Dom Taylor, External Affairs Intern, Money and Mental Health Policy Institute

How local government can support people with mental health problems through the cost of living crisis

5 May 2022

As voters across the country cast their ballots today, they do so during a time of spiralling prices and growing uncertainty. Although many of the tools needed to mend a national crisis belong to Westminster, we mustn’t lose sight of the critical role local authorities can play in softening the blow of rising costs – particularly for those of us on low-incomes and/or who face mental health problems. Regardless of the outcome of today’s elections, here are a few steps local government can take to ease the pressure of the cost of living crisis for these groups.

Improve access to specialist money advice services

In one part of a recent report, we consider the key duties held by local government under the Care Act and the Mental Health Act, for individuals receiving secondary mental health care. Through this legislation, councils must not only ensure that residents have access to relevant financial guidance, advice and assistance, but that sufficient aftercare is provided to individuals discharged from psychiatric hospitals. By this measure, guaranteeing access to money advice services for secondary mental health care patients is essential to local authorities fulfilling their statutory obligations. 

The findings of our report indicate that more than eight in ten (86%) respondents endured financial harm while under secondary mental health care – with seven in ten (72%) reporting that they struggled to pay for essentials, such as food and heating.  Stark as these figures are, they were gathered before the latest wave of increased living costs. As such, we might anticipate the demand for accessible money advice services for recipients of secondary mental health care to be more pronounced. It is vital, now more than ever, that local authorities act upon this.

Make it easier to get support with council tax

When we think of rising household expenditure, we tend to think of our spending as consumers – be it through pricier groceries, or more costly energy bills. Local authorities can’t meaningfully affect these outgoings, but they can change how they offer support for another considerable expenditure:  council tax. Making sure that support in paying council tax is both accessible and transparent for all has to be a priority.

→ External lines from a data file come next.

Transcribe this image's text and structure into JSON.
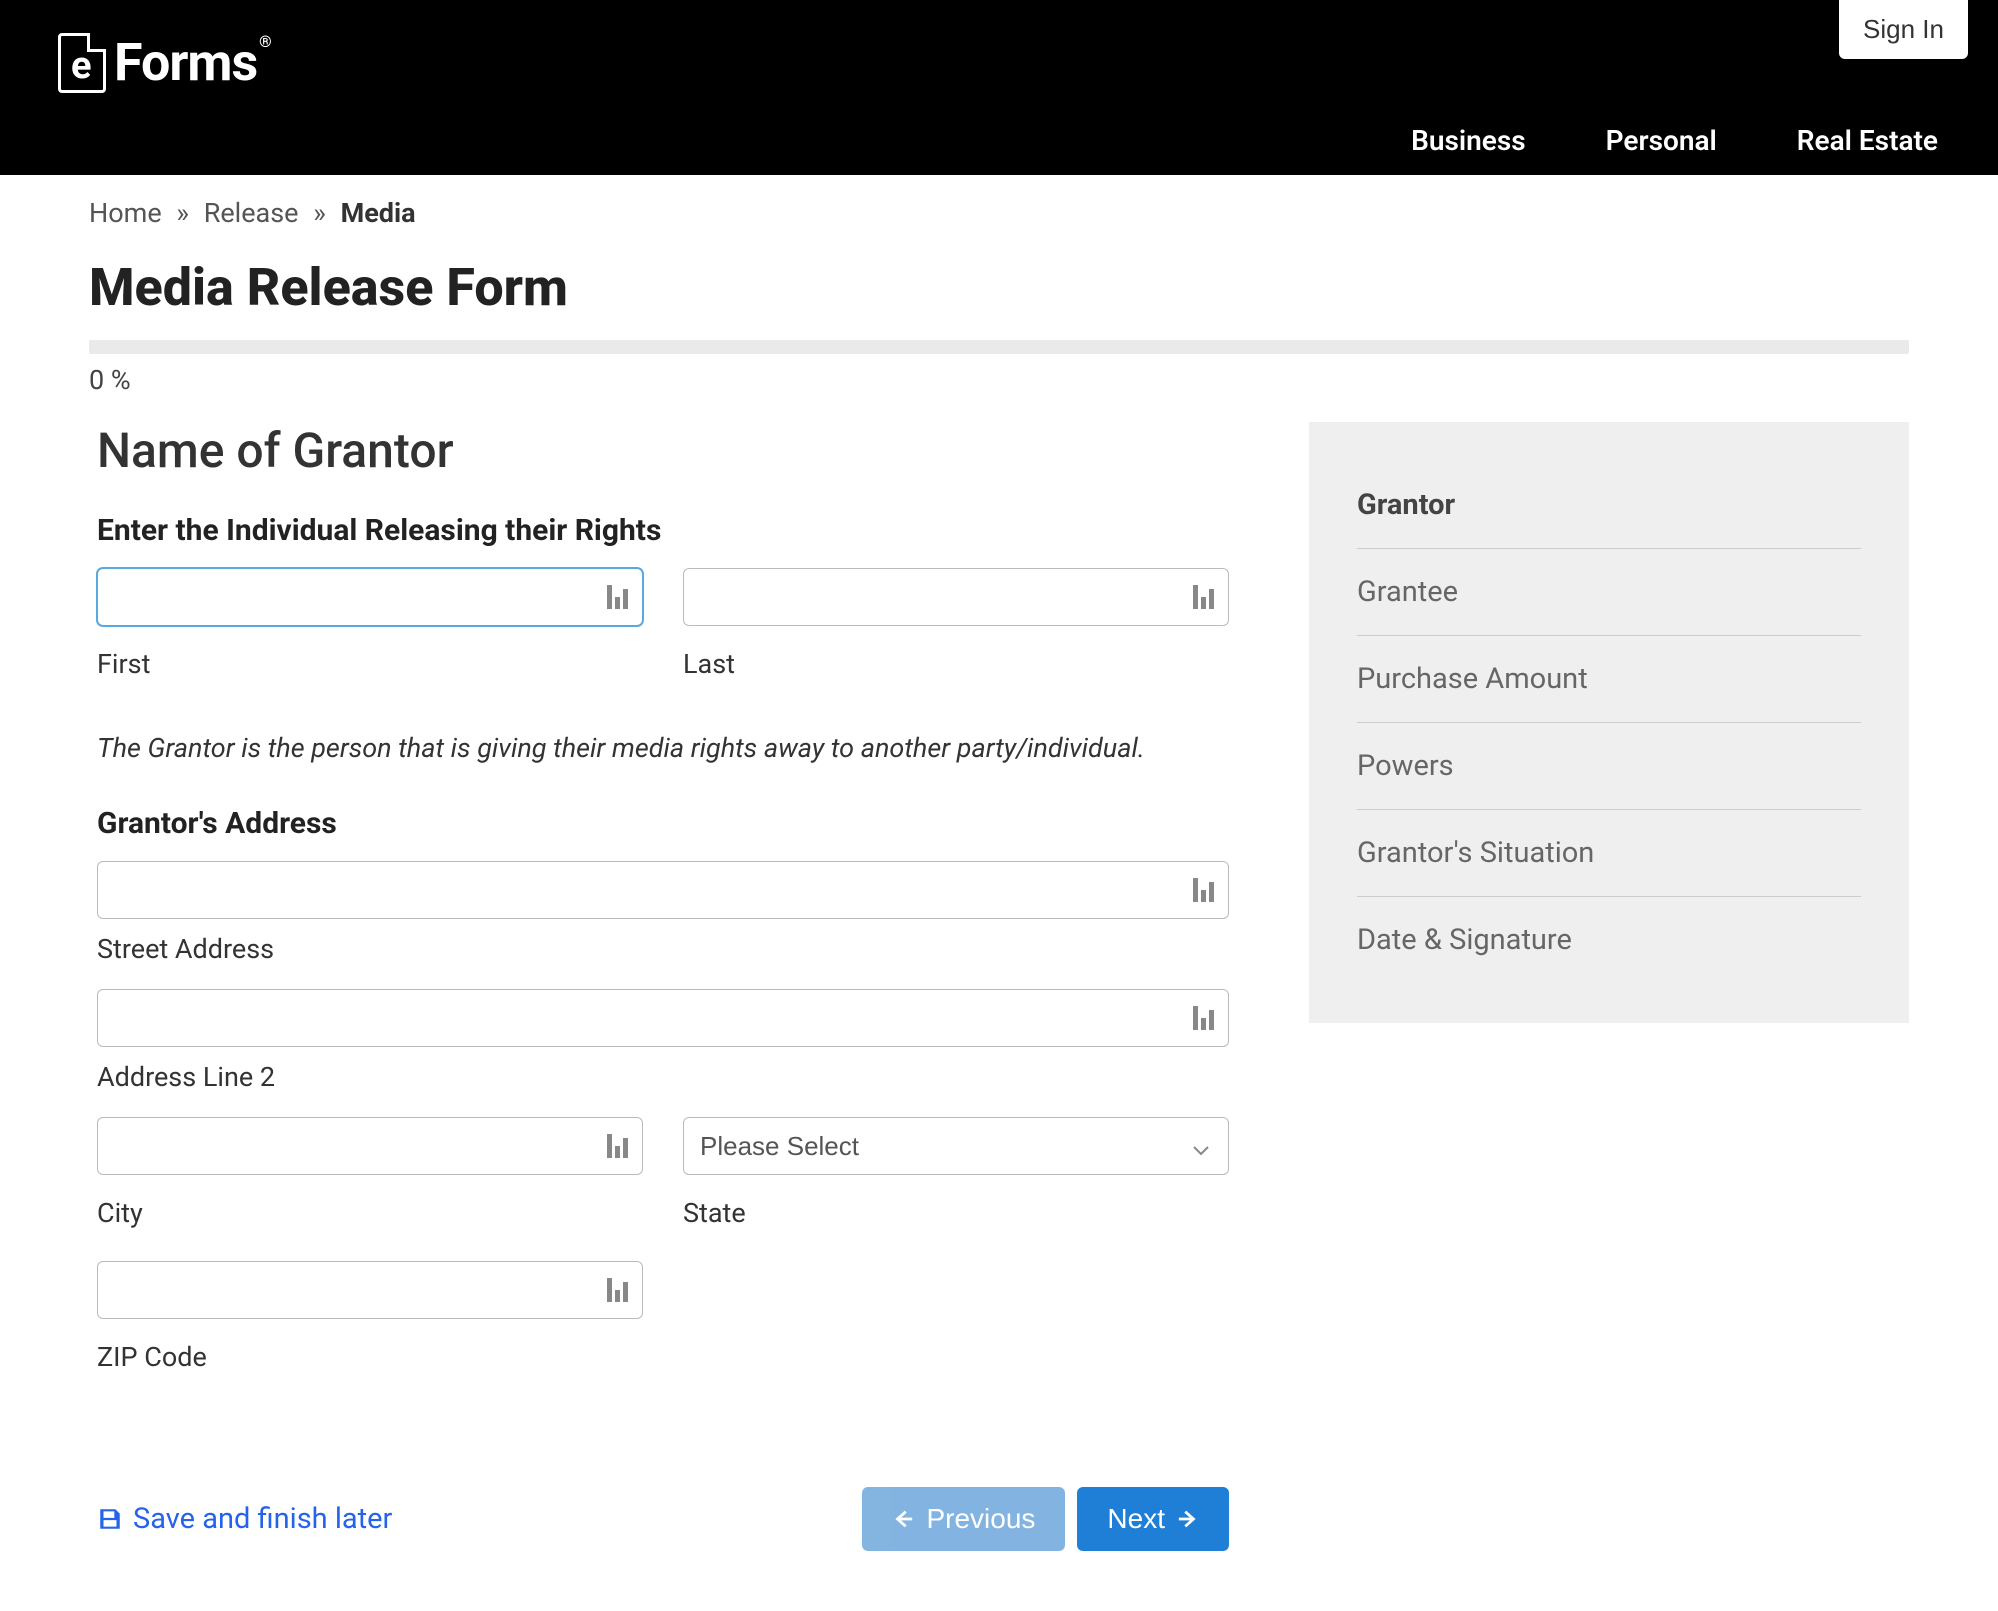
{
  "header": {
    "signin": "Sign In",
    "logo_text": "Forms",
    "nav": [
      "Business",
      "Personal",
      "Real Estate"
    ]
  },
  "breadcrumb": {
    "items": [
      "Home",
      "Release"
    ],
    "current": "Media"
  },
  "page": {
    "title": "Media Release Form",
    "progress": "0 %"
  },
  "form": {
    "section_title": "Name of Grantor",
    "individual_heading": "Enter the Individual Releasing their Rights",
    "first_label": "First",
    "last_label": "Last",
    "note": "The Grantor is the person that is giving their media rights away to another party/individual.",
    "address_heading": "Grantor's Address",
    "street_label": "Street Address",
    "line2_label": "Address Line 2",
    "city_label": "City",
    "state_label": "State",
    "state_placeholder": "Please Select",
    "zip_label": "ZIP Code"
  },
  "sidebar": {
    "items": [
      {
        "label": "Grantor",
        "active": true
      },
      {
        "label": "Grantee",
        "active": false
      },
      {
        "label": "Purchase Amount",
        "active": false
      },
      {
        "label": "Powers",
        "active": false
      },
      {
        "label": "Grantor's Situation",
        "active": false
      },
      {
        "label": "Date & Signature",
        "active": false
      }
    ]
  },
  "actions": {
    "save": "Save and finish later",
    "previous": "Previous",
    "next": "Next"
  }
}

Accessibility can be improved through proactively asking for, and respecting, people’s communication needs. For people with acute anxiety, for instance, the thought of a long phone call concerning their council tax payments could prove enough for them to avoid the process altogether. For others, wading through reams of complicated letters could be a huge barrier when already facing poor mental health. But, in a survey of our Research Community, only one in six (17%) of participants reported having been asked by their local council about their communication needs. 

Making sure that council tax payers have their communication preferences respected is essential, but local authorities can go further in guaranteeing financial assistance gets to the right people. We reached out to our Research Community to gauge their understanding of available support for council tax payments. Over a third (34%) of respondents were not aware of the discounts available, and 43% did not know how to query or appeal a council tax decision. Furthermore, eight out of ten participants (82%) reported their local council did not provide information on available discounts in their standard communications. 

A suitable response from local councils to this clear oversight should be to use clearer, simpler and non-stigmatising language in explaining eligibility criteria for assistance in paying council tax, particularly for discounts related to severe mental illness. This is vital to ensuring that struggling households can be more consistently signposted  to any support they may be entitled to. 

Time to act now

In a recent ONS study, 40% of surveyed adults that pay energy bills reported encountering some level of difficulty in affording the rising expenditure. While we’ve yet to see data outlining the impact this specific cost of living crisis is having on mental health, we know from our previous research that people in financial difficulty face obstacles that can worsen, and be worsened by, poor mental health. It goes without saying that the actions outlined above can’t bring the cost of living entirely under control, or undo the damage already dealt to people’s mental and financial wellbeing. They can, however, ease the level of distress experienced by consumers struggling to afford vital goods and services.